Me hallaba yo postrado en un diván en mi frondoso jardín, bañado por los rayos del sol, arrullado por el susurro de unas fuentes que descargaban sus delicados chorros en un estanque de aguas cristalinas. Peces de colores serpenteaban perezosamente entre unos maravillosos nenúfares. Sonaban, lentas y delicadas, las notas de un laúd punteado por uno de los eunucos, que se ocultaba tras unas cortinas, porque a mí la visión de los eunucos me molesta mucho y les tenía dicho que debían estar siempre fuera de mi vista para no incordiar.
Yasmín me estaba dando masajes en los pies, untándolos con cremas y aromáticas esencias traídas de Oriente y acariciándolos con sus expertas manos. ¡Ah, Yasmín, qué manos tenía, la muy lagarta! Ninguna de mis chicas daba masajes en los pies como ella. Sus delicados deditos se metían bajo las yemas de los dedos de mis pies y ejercían una firme pero ligera presión hacia arriba que me transportaba al edén. Lo que más me gustaba es cuando me lo hacía en los meñiques, ¡uy, qué gustirrín!

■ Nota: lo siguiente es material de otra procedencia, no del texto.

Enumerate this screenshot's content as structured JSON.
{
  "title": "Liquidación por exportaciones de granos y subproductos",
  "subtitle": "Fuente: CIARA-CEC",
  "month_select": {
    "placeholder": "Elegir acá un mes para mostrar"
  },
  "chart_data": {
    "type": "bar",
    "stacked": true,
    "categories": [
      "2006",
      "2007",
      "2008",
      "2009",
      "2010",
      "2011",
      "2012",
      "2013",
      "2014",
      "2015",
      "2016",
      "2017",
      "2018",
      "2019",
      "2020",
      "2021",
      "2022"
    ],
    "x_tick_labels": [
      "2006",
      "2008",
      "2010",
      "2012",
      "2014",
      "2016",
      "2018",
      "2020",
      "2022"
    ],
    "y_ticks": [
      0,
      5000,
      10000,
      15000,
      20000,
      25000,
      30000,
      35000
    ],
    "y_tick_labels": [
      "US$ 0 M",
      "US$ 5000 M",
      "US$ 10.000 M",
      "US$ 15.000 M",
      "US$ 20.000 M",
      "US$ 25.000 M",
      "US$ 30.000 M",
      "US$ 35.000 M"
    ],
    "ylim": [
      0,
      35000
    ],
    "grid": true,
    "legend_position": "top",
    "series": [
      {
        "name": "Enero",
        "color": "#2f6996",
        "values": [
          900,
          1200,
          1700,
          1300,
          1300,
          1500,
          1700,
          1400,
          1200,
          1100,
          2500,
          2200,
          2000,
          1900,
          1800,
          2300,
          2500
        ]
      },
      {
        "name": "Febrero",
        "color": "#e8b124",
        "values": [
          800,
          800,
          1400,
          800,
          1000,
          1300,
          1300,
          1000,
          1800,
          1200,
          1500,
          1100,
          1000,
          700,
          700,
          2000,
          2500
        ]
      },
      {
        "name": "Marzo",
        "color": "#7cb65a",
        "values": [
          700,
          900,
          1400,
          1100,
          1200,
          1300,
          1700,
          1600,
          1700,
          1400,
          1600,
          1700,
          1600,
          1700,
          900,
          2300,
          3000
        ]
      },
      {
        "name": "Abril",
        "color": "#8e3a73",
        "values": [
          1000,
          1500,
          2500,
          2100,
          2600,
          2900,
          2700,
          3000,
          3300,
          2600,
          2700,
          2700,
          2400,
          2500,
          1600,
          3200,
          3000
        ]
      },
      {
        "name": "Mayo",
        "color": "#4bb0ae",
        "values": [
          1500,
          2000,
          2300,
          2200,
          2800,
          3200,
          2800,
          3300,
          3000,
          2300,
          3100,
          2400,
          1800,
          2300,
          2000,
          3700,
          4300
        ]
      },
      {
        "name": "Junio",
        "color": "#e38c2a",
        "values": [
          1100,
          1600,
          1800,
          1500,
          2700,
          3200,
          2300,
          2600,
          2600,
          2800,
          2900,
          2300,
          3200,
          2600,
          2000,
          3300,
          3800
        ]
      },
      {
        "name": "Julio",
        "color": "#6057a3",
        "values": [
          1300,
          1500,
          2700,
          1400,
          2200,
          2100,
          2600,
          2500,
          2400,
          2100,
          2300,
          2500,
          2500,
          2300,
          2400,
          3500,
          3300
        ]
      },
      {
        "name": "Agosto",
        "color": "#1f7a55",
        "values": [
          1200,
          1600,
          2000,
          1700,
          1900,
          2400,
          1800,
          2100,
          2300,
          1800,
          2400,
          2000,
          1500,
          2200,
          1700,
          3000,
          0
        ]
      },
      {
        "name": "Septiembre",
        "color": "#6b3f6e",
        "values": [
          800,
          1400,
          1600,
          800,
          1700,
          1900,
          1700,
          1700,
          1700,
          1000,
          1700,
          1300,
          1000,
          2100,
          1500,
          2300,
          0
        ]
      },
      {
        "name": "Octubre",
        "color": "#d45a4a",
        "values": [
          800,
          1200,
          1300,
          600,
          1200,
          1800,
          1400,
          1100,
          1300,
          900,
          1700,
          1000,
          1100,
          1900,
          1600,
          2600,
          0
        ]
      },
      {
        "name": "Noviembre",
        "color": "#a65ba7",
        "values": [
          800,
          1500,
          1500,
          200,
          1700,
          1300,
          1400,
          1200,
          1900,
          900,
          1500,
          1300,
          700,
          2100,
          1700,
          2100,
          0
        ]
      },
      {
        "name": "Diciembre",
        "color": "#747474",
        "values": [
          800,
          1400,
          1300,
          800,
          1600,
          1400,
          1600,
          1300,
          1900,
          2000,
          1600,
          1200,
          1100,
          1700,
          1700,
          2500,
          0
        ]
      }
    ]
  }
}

Fátima estaba recostada a mi lado y me acariciaba el hombro con su larga y ondulante cabellera de color avellana, que tiene el mismo tacto que la seda, mientras me susurraba carantoñas, me dispensaba tiernos arrumacos y me ponía morritos de cómeme, cómeme. ¡Ay, los morritos de Fátima! Como las yemas de Santa Teresa, pero más dulces.
Samira me iba poniendo en la boca deliciosas uvas que ella previamente mordía y a las que retiraba las pepitas, que es una cosa que siempre me ha dado asquito encontrar. “¿Quién se va a comer esta uvita?”, me decía mientras me la pasaba cerca de la boca, y cuando yo, con cara de besugo, la abría para comérmela, me plantaba un besazo de tornillo, rosca inglesa, que me dejaba sin respiración. ¡Qué gran destreza la de Samira! Ninguna quitaba las pepitas a las uvas como ella.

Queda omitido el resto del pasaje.